Ice age walrus skull pulled from Bay of Fundy
New Brunswick Museum says skull found by St. Mary's First Nation crew is 9,000 to 10,000 years old
Scallop fishermen have dragged more than they bargained for out of the Bay of Fundy near Saint John, pulling up a walrus skull that dates back to the ice age.
"It just came up on the dragger and I just thought it was a piece of stick at first," said Todd Paul, a fisherman from St.

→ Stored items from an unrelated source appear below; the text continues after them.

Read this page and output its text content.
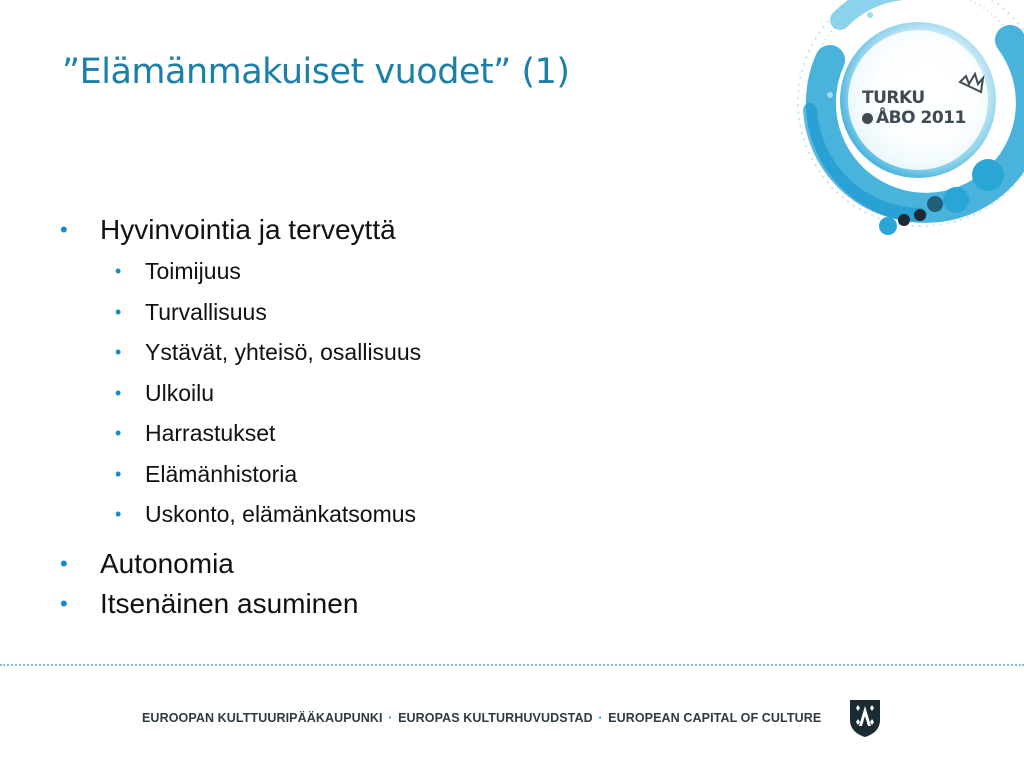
”Elämänmakuiset vuodet” (1)
TURKU
ÅBO 2011
• Hyvinvointia ja terveyttä
• Toimijuus
• Turvallisuus
• Ystävät, yhteisö, osallisuus
• Ulkoilu
• Harrastukset
• Elämänhistoria
• Uskonto, elämänkatsomus
• Autonomia
• Itsenäinen asuminen
EUROOPAN KULTTUURIPÄÄKAUPUNKI · EUROPAS KULTURHUVUDSTAD · EUROPEAN CAPITAL OF CULTURE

Mary's First Nation.
"It's pretty cool."
The skull was pulled from the waters about 2.5 kilometres off of Cape Spencer.
Figuring they had found something special, they called the New Brunswick Museum when they returned to shore.
Museum officials determined that the skull is 9,000 to 10,000 years old.
"It's part of the ice age fun of New Brunswick," said Randy Miller, the curator of geology and paleontology at the New Brunswick Museum.
"We know that walrus lived here and were part of the Bay of Fundy population at the end of the ice age."
The last time that a walrus was spotted in New Brunswick was believed to be in the 1700s.
"Nine thousand years ago, glaciers have retreated from New Brunswick at the end of the ice age, but there are certainly probably ice floes and icebergs in the Bay of Fundy," said Miller.
"These animals would have been living in an environment very similar to what they live in in the arctic today."
The museum has three other walrus skulls and other walrus bones recovered in New Brunswick since around 1900.
Those specimens have been radio carbon-dated to be about 9,000 to 10,000 years old, said Miller.
However, he said, the discovery from the St. Mary's crew's is a "significant addition" to the provincial collection.
St. Mary's First Nation decided to donate the walrus skull to the museum.
"It should be something that's preserved and seen by the whole province," said Paul.